Stocks took a breather yesterday, as concerns about inflation and slowing growth overshadowed a handful of solid earnings reports and some good -- or at least less bad -- news on the U.S. housing front.

Adrian Mastracci, portfolio manager at Vancouver’s ‘fee-only’ KCM Wealth Management, says, "There's a fear factor in the markets . . . given that the U.S. is going to go into some sort of a slowdown. For clients who can't stomach a lot of volatility, they should trim their equity exposure and move some cash into fixed-income holdings."

In a setback for investors hoping for lower interest rates, the latest report on U.S. producer prices showed inflation remains a threat. The Labour Department said core producer prices, which exclude food and energy, jumped a surprising 0.6 per cent in September -- the biggest increase since January, 2005.

The increase, which was fuelled by higher prices for motor vehicles, indicates the U.S. Federal Reserve Board may be in no hurry to cut interest rates, even as the overall producer price index tumbled 1.3 per cent, reflecting a record 22.2-per-cent drop in gasoline prices.

Adding to the economic uncertainty, the Federal Reserve said industrial production skidded 0.6 per cent last month -- the biggest drop in a year -- underlining concerns about slowing growth.

"There's a fear factor in the markets . . . given that the U.S. is going to go into some sort of a slowdown," said Adrian Mastracci, president and portfolio manager at KCM Wealth Management Inc. in Vancouver. For clients who can't stomach a lot of volatility, Mr. Mastracci recommends they trim their equity exposure and move some cash into fixed-income holdings.

Apparently, some investors were doing just that yesterday.

Ending a three-day winning streak, the Dow Jones industrial average slipped 30.58 points to 11,950.02, as investors retreated after three days of gains that sent the blue-chip average to record highs. Other market barometers also fell, with the S&P 500 down five points to 1,364.05 and the Nasdaq composite index off 18.89 points to 2,344.95.

Canadian investors also grappled with a confusing economic picture, as the Bank of Canada cut its forecast for economic growth but said it expects the core inflation rate to creep above its 2-per-cent target in the months ahead before slipping back to 2 per cent by the mid-2007.

"All factors considered . . . the Canadian economy continues to operate just above its production capacity," the bank said in leaving its benchmark interest rate unchanged at 4.25 per cent. For the markets, the message was clear.

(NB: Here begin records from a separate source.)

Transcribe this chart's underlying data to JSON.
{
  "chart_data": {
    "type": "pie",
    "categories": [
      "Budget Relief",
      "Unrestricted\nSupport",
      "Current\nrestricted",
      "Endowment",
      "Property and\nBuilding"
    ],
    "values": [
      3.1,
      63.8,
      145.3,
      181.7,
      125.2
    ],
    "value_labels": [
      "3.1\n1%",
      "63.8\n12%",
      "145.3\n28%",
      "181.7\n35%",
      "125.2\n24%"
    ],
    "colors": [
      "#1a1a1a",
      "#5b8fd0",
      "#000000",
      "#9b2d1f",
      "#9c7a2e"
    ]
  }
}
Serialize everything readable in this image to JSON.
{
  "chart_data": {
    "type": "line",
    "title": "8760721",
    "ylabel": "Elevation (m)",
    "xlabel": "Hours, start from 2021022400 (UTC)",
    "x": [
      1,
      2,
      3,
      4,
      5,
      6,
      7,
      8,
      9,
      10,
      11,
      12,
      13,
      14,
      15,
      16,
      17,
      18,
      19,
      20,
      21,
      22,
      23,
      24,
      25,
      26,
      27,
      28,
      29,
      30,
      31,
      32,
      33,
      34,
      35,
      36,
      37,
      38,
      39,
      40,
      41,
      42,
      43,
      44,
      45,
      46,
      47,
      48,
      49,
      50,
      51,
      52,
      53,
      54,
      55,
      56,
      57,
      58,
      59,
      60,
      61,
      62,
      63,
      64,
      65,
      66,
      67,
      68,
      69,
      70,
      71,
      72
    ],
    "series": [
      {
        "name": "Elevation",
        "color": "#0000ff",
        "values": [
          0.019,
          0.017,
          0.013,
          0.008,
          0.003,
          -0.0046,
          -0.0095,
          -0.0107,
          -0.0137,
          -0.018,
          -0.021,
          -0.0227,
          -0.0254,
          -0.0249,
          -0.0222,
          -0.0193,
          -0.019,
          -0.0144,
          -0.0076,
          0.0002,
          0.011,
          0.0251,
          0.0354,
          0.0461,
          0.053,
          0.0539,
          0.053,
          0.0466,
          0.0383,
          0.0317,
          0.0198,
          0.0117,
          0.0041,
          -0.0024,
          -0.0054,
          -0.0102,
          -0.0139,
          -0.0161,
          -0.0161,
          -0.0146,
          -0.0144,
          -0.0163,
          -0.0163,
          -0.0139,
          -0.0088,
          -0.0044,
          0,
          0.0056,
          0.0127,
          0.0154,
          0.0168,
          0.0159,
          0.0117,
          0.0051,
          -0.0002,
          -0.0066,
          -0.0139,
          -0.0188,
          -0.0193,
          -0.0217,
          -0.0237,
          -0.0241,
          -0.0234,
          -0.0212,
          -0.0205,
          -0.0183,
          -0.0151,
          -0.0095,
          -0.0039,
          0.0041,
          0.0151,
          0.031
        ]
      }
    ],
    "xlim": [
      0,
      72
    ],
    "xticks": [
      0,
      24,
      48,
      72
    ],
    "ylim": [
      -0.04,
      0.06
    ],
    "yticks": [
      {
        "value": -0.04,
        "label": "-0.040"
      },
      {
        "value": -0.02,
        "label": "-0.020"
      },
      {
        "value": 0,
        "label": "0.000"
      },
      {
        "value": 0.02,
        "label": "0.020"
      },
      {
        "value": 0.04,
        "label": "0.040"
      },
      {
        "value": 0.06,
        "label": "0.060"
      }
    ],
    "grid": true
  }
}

"The bank appears to be squashing any notion of a rate ease at this point," said Carolyn Kwan, an economist at Bank of Nova Scotia.

Their hopes for lower interest rates dashed, Canadian investors also took some chips off the table. The S&P/TSX composite index fell 64.91 points to 11,996.63, ending a string of three consecutive advances.

For Canada's energy-intensive market, it didn't help that the price of oil resumed its losing ways. On the New York Mercantile Exchange, crude for November delivery fell $1.01 (U.S.) or 1.7 per cent to close at $58.93 a barrel.

The S&P/TSX capped energy index fell 1.3 per cent for the biggest drop of any sector, with five oil and gas producers -- EnCana, Canadian Natural Resources, Petro-Canada, Nexen and Suncor Energy -- accounting for nearly half of the S&P/TSX's total point loss.

Not that there weren't some flashes of optimism yesterday. Shares of Johnson & Johnson and Merrill Lynch rallied after both companies reported third-quarter results that topped analyst estimates.

And, in a sign the struggling U.S. housing market may be nearing a bottom, sentiment among home builders actually improved in October -- although not by much.

The National Association of Home Builders/Wells Fargo index of builder confidence inched up to 31 from 30 in September, reversing a string of eight consecutive declines.

NAHB's chief economist David Seiders cited a recent dip in mortgage rates, lower energy prices and improving consumer sentiment for the stabilization in builder confidence. But let's not get too excited: A reading of 31 still indicates most builders view the market as poor.